В воскресенье вечером, когда из Лондона приходит диппочта – с опозданием на два дня, – сердце у него уходит в пятки. Второй блок. От Ахерна и Блэра. Уже читая, он понимает, что это не пройдет. Он собирает на совещание де Шастелена и Холкери с сотрудниками. Погоду подмораживает. Было такое стихотворение Фроста, в школе еще. Чей это лес – я угадал тотчас. Сейчас он слышит это вновь – далеко, ломано. И до ночлега путь далек. Временами охота вбить в мирный процесс абсолютную простоту. Либо так, либо никак.
Он прочел целые тома о философии ненасилия. О том, как мирное бытование надлежит понимать во всех его этических измерениях. Приемлемое сосуществование всего существующего. Исключение умеренных позиций. Преодоление индивидуальности. Тщета культурного превосходства. Трения между совестью индивида и коллективной ответственностью. Потребность снова и снова проговаривать уже сказанное.

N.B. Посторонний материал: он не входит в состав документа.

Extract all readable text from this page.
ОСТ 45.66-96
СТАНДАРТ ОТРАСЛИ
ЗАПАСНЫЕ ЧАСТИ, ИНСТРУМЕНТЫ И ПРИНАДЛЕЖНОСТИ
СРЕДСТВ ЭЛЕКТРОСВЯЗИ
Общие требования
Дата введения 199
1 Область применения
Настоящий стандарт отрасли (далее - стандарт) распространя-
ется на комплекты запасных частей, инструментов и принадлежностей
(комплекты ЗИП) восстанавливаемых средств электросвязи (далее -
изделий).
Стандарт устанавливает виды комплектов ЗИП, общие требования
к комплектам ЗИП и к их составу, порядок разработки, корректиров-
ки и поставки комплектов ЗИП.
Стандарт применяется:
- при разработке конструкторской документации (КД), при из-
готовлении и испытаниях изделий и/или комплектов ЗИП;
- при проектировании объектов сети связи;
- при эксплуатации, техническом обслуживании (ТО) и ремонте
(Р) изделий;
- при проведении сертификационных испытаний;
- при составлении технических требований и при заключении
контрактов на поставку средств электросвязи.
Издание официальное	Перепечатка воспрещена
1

Позже, на пресс-конференции, он успокоительно воздевает руки. Это он репетировал. Целое искусство: ладони развести пошире, чтобы не обрамляли лицо, умиротворяюще растопырить пальцы. Умение отбить вопрос, не отмахиваясь. Перед каждым ответом он держит долгую паузу. Говорит ровно, безмятежно. Взглядом скользит по залу. Медленно. Рассудительно. Не позволяет себе поправлять очки на носу – жест выдает фальшь. Он уже понимает, что вину свалят на него. Его опоздание, его упущение, его небрежность. Неважно. Надо продолжать.